Ирка глубоко вздохнула и неожиданно заметила, что бетонная плита, которую словно положили на грудь, когда её муж погиб, стала легче. И омертвевшее тело, и окаменевшая душа словно ощущали покалывания, болезненные, но живительные, как в онемевшей руке, когда начинает поступать кровь.
Она оживала, чёрт побери!
— Я не знаю, что у Севера были за причины так поступить, — категорично хмыкнула Аврора, когда-то любившая Петьку, но теперь словно в отместку, замечавшая лишь его недостатки, — то, как он поступил с тобой — это жестоко и подло. С тобой, с Андреем, с собственной бабкой.

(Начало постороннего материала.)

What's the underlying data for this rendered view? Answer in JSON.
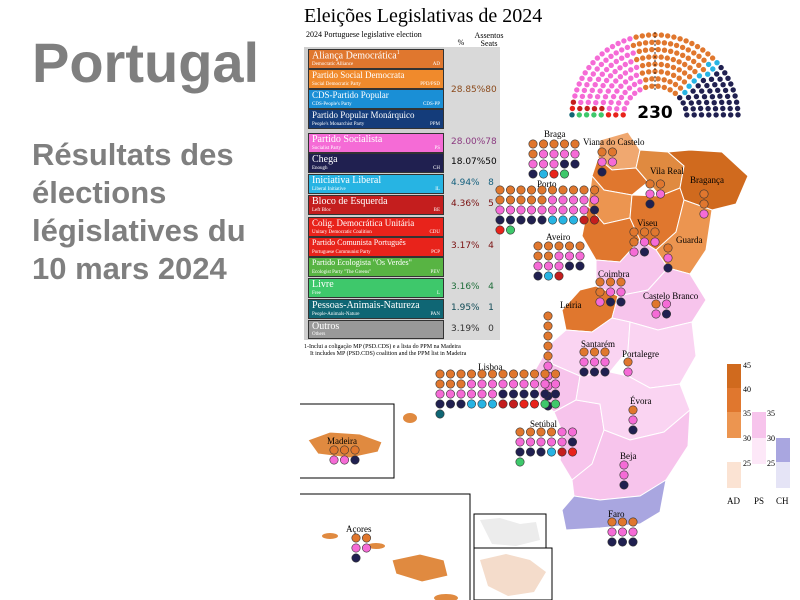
{
  "slide": {
    "title": "Portugal",
    "subtitle_lines": [
      "Résultats des",
      "élections",
      "législatives du",
      "10 mars 2024"
    ]
  },
  "figure": {
    "title": "Eleições Legislativas de 2024",
    "subtitle": "2024 Portuguese legislative election",
    "col_pct": "%",
    "col_seats_1": "Assentos",
    "col_seats_2": "Seats",
    "total_seats": "230",
    "footnote_1": "1-Inclui a coligação MP (PSD.CDS) e a lista do PPM na Madeira",
    "footnote_2": "It includes MP (PSD.CDS) coalition and the PPM list in Madeira"
  },
  "colors": {
    "ad": "#e0772e",
    "ps": "#f56bd6",
    "ch": "#202050",
    "il": "#27b4e3",
    "be": "#c41e1e",
    "cdu": "#e8231b",
    "livre": "#3ec86b",
    "pan": "#0f6674",
    "others": "#999999"
  },
  "parties": [
    {
      "name": "Aliança Democrática",
      "sup": "1",
      "en": "Democratic Alliance",
      "abbr": "AD",
      "color": "#e0772e"
    },
    {
      "name": "Partido Social Democrata",
      "en": "Social Democratic Party",
      "abbr": "PPD/PSD",
      "color": "#f08a2c"
    },
    {
      "name": "CDS-Partido Popular",
      "en": "CDS-People's Party",
      "abbr": "CDS-PP",
      "color": "#1a8fd6"
    },
    {
      "name": "Partido Popular Monárquico",
      "en": "People's Monarchist Party",
      "abbr": "PPM",
      "color": "#143c7a"
    },
    {
      "name": "Partido Socialista",
      "en": "Socialist Party",
      "abbr": "PS",
      "color": "#f56bd6"
    },
    {
      "name": "Chega",
      "en": "Enough",
      "abbr": "CH",
      "color": "#202050"
    },
    {
      "name": "Iniciativa Liberal",
      "en": "Liberal Initiative",
      "abbr": "IL",
      "color": "#27b4e3"
    },
    {
      "name": "Bloco de Esquerda",
      "en": "Left Bloc",
      "abbr": "BE",
      "color": "#c41e1e"
    },
    {
      "name": "Colig. Democrática Unitária",
      "en": "Unitary Democratic Coalition",
      "abbr": "CDU",
      "color": "#e8231b"
    },
    {
      "name": "Partido Comunista Português",
      "en": "Portuguese Communist Party",
      "abbr": "PCP",
      "color": "#e8231b"
    },
    {
      "name": "Partido Ecologista \"Os Verdes\"",
      "en": "Ecologist Party \"The Greens\"",
      "abbr": "PEV",
      "color": "#58b443"
    },
    {
      "name": "Livre",
      "en": "Free",
      "abbr": "L",
      "color": "#3ec86b"
    },
    {
      "name": "Pessoas-Animais-Natureza",
      "en": "People-Animals-Nature",
      "abbr": "PAN",
      "color": "#0f6674"
    },
    {
      "name": "Outros",
      "en": "Others",
      "abbr": "",
      "color": "#999999"
    }
  ],
  "results": [
    {
      "pct": "28.85%",
      "seats": "80",
      "color": "#8b4a1c"
    },
    {
      "pct": "28.00%",
      "seats": "78",
      "color": "#8b3a80"
    },
    {
      "pct": "18.07%",
      "seats": "50",
      "color": "#000000"
    },
    {
      "pct": "4.94%",
      "seats": "8",
      "color": "#14607e"
    },
    {
      "pct": "4.36%",
      "seats": "5",
      "color": "#7a1010"
    },
    {
      "pct": "3.17%",
      "seats": "4",
      "color": "#7a1010"
    },
    {
      "pct": "3.16%",
      "seats": "4",
      "color": "#1f6e3a"
    },
    {
      "pct": "1.95%",
      "seats": "1",
      "color": "#0f4a55"
    },
    {
      "pct": "3.19%",
      "seats": "0",
      "color": "#333333"
    }
  ],
  "parliament": {
    "ad": 80,
    "ps": 78,
    "ch": 50,
    "il": 8,
    "be": 5,
    "cdu": 4,
    "livre": 4,
    "pan": 1
  },
  "districts": [
    "Braga",
    "Viana do Castelo",
    "Porto",
    "Vila Real",
    "Bragança",
    "Aveiro",
    "Viseu",
    "Guarda",
    "Coimbra",
    "Castelo Branco",
    "Leiria",
    "Santarém",
    "Portalegre",
    "Lisboa",
    "Évora",
    "Setúbal",
    "Beja",
    "Faro",
    "Madeira",
    "Açores"
  ],
  "legend": {
    "ad_ticks": [
      "45",
      "40",
      "35",
      "30",
      "25"
    ],
    "ps_ticks": [
      "35",
      "30",
      "25"
    ],
    "labels": [
      "AD",
      "PS",
      "CH"
    ]
  }
}
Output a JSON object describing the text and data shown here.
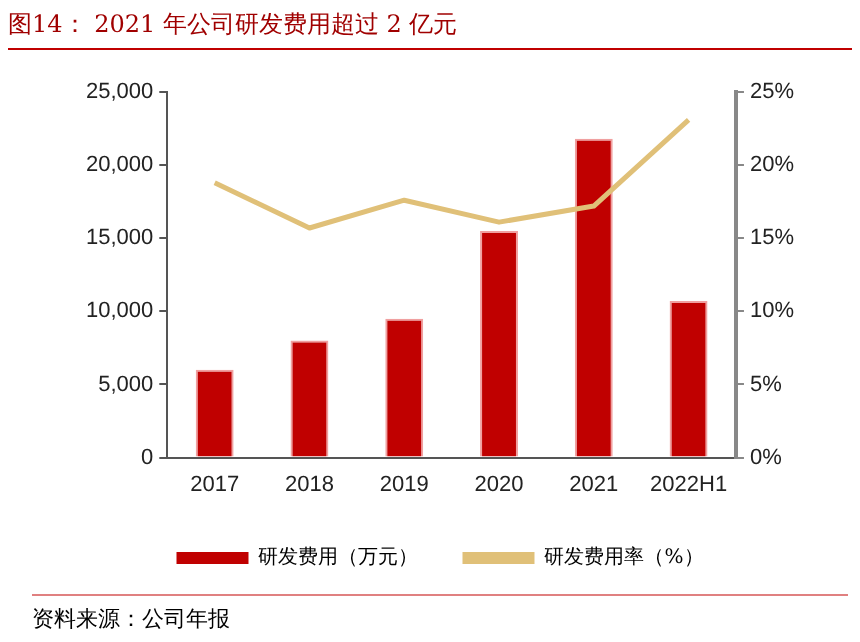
{
  "chart_data": {
    "type": "bar",
    "title": "图14：  2021 年公司研发费用超过 2 亿元",
    "annotations": [
      "资料来源：公司年报"
    ],
    "categories": [
      "2017",
      "2018",
      "2019",
      "2020",
      "2021",
      "2022H1"
    ],
    "series": [
      {
        "name": "研发费用（万元）",
        "color": "#c00000",
        "values": [
          6000,
          8000,
          9500,
          15500,
          21800,
          10700
        ]
      },
      {
        "name": "研发费用率（%）",
        "type": "line",
        "axis": "y2",
        "color": "#e0c078",
        "values": [
          18.8,
          15.7,
          17.6,
          16.1,
          17.2,
          23.1
        ]
      }
    ],
    "ylim": [
      0,
      25000
    ],
    "yticks": [
      {
        "value": 0,
        "label": "0"
      },
      {
        "value": 5000,
        "label": "5,000"
      },
      {
        "value": 10000,
        "label": "10,000"
      },
      {
        "value": 15000,
        "label": "15,000"
      },
      {
        "value": 20000,
        "label": "20,000"
      },
      {
        "value": 25000,
        "label": "25,000"
      }
    ],
    "y2lim": [
      0,
      25
    ],
    "y2ticks": [
      {
        "value": 0,
        "label": "0%"
      },
      {
        "value": 5,
        "label": "5%"
      },
      {
        "value": 10,
        "label": "10%"
      },
      {
        "value": 15,
        "label": "15%"
      },
      {
        "value": 20,
        "label": "20%"
      },
      {
        "value": 25,
        "label": "25%"
      }
    ],
    "grid": false,
    "legend": "bottom",
    "marker": "none"
  }
}
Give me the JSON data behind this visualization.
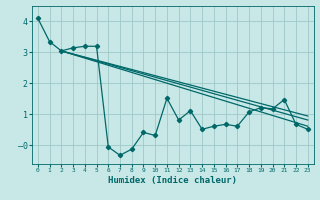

— Бабке он прислал письмо.
— Когда? Когда она уже похоронила единственное дорогое, что у неё осталось — внука?
«Кстати, а когда? — невольно задумалась Ирка. — И как она получила письмо, что он прислал? Откуда оно пришло?». Ирка ведь не спросила.
— Он всегда поступал с тобой жестоко и подло, но ты упорно этого не замечаешь. Это он выложил в сеть твои обнажённые фотографии. Он наговорил Вадиму, чего не было. Он опорочил тебя в его глазах. Макееву до сих пор за это икается, а с Севера как с гуся вода. И он снова тебя подставил — бросил. Понимаешь, не умер — бросил.
Глава 18
«Он убил ради меня!» — рвалось из груди, но Аврору, наверное, и это бы не убедило.